Taking Advantage of GitHubIterator

Let’s say that for some reason you’re stalking all of GitHub’s users and you just so happen to be using github3.py to do this. You might write code that looks like this:

import github3

g = github3.login(USERNAME, PASSWORD)

for u in g.iter_all_users():
    add_user_to_database(u)

The problem is that you will then have to reiterate over all of the users each time you want to get the new users. You have two approaches you can take to avoid this with GitHubIterator.

You can not call the method directly in the for-loop and keep the iterator as a separate reference like so:

i = g.iter_all_users():

for u in i:
    add_user_to_database(u)

The First Approach

Then after your first pass through your GitHubIterator object will have an attribute named etag.
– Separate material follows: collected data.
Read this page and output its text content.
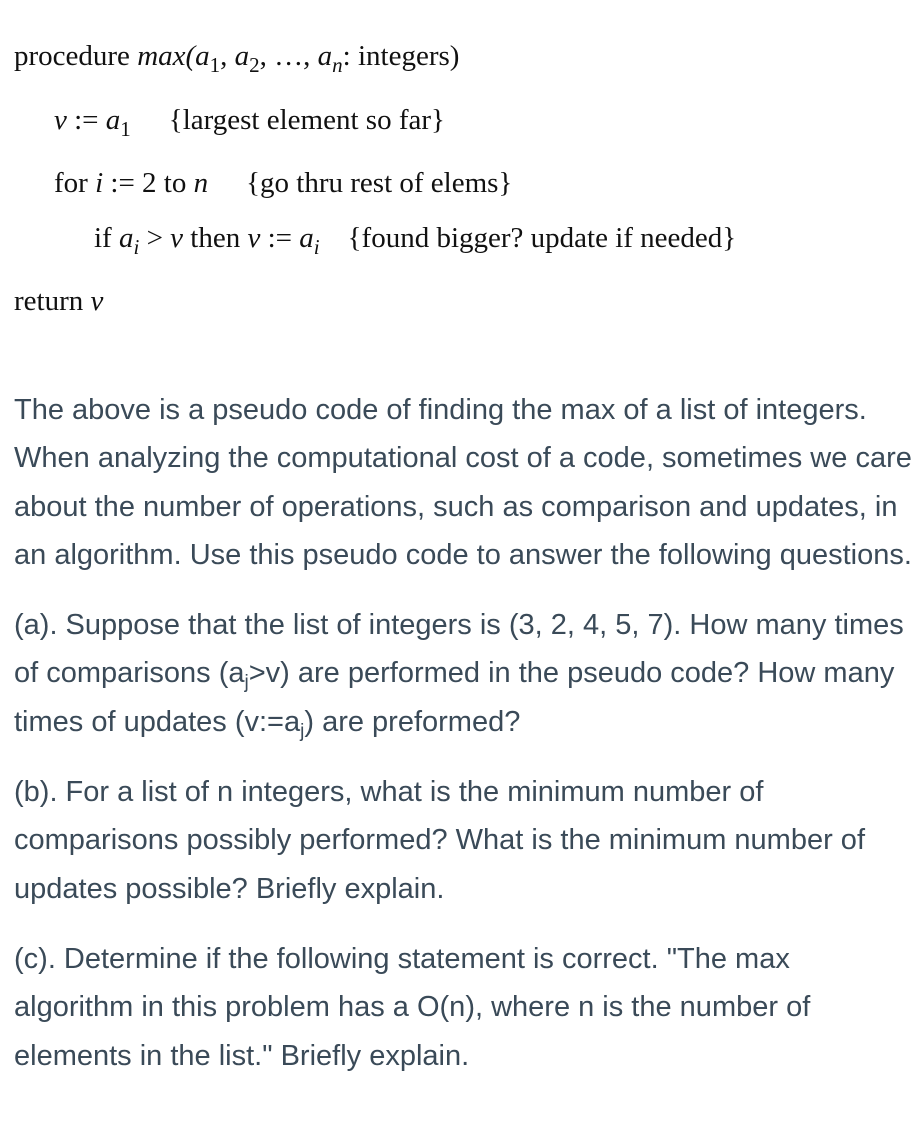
procedure $\max(a_1$, $a_2$, …, $a_n$: integers)
v := $a_1$ {largest element so far}
for i := 2 to n {go thru rest of elems}
if $a_i > v$ then v := $a_i$ {found bigger? update if needed}
return v

The above is a pseudo code of finding the max of a list of integers. When analyzing the computational cost of a code, sometimes we care about the number of operations, such as comparison and updates, in an algorithm. Use this pseudo code to answer the following questions.

(a). Suppose that the list of integers is (3, 2, 4, 5, 7). How many times of comparisons $(a_j>v)$ are performed in the pseudo code? How many times of updates $(v:=a_j)$ are preformed?

(b). For a list of n integers, what is the minimum number of comparisons possibly performed? What is the minimum number of updates possible? Briefly explain.

(c). Determine if the following statement is correct. "The max algorithm in this problem has a O(n), where n is the number of elements in the list." Briefly explain.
After you’ve added all the currently existing users you could do the following to retrieve the new users in a timely fashion:

import time

while True:
    i.refresh(True)
    for u in i:
        add_user_to_database(u)

    time.sleep(120)  # Sleep for 2 minutes

The Second Approach

etag = i.etag
# Store this somewhere

# Later when you start a new process or go to check for new users you can
# then do

i = g.iter_all_users(etag=etag)

for u in i:
    add_user_to_database(u)

If there are no new users, these approaches won’t impact your ratelimit at all. This mimics the ability to conditionally refresh data on almost all other objects in github3.py.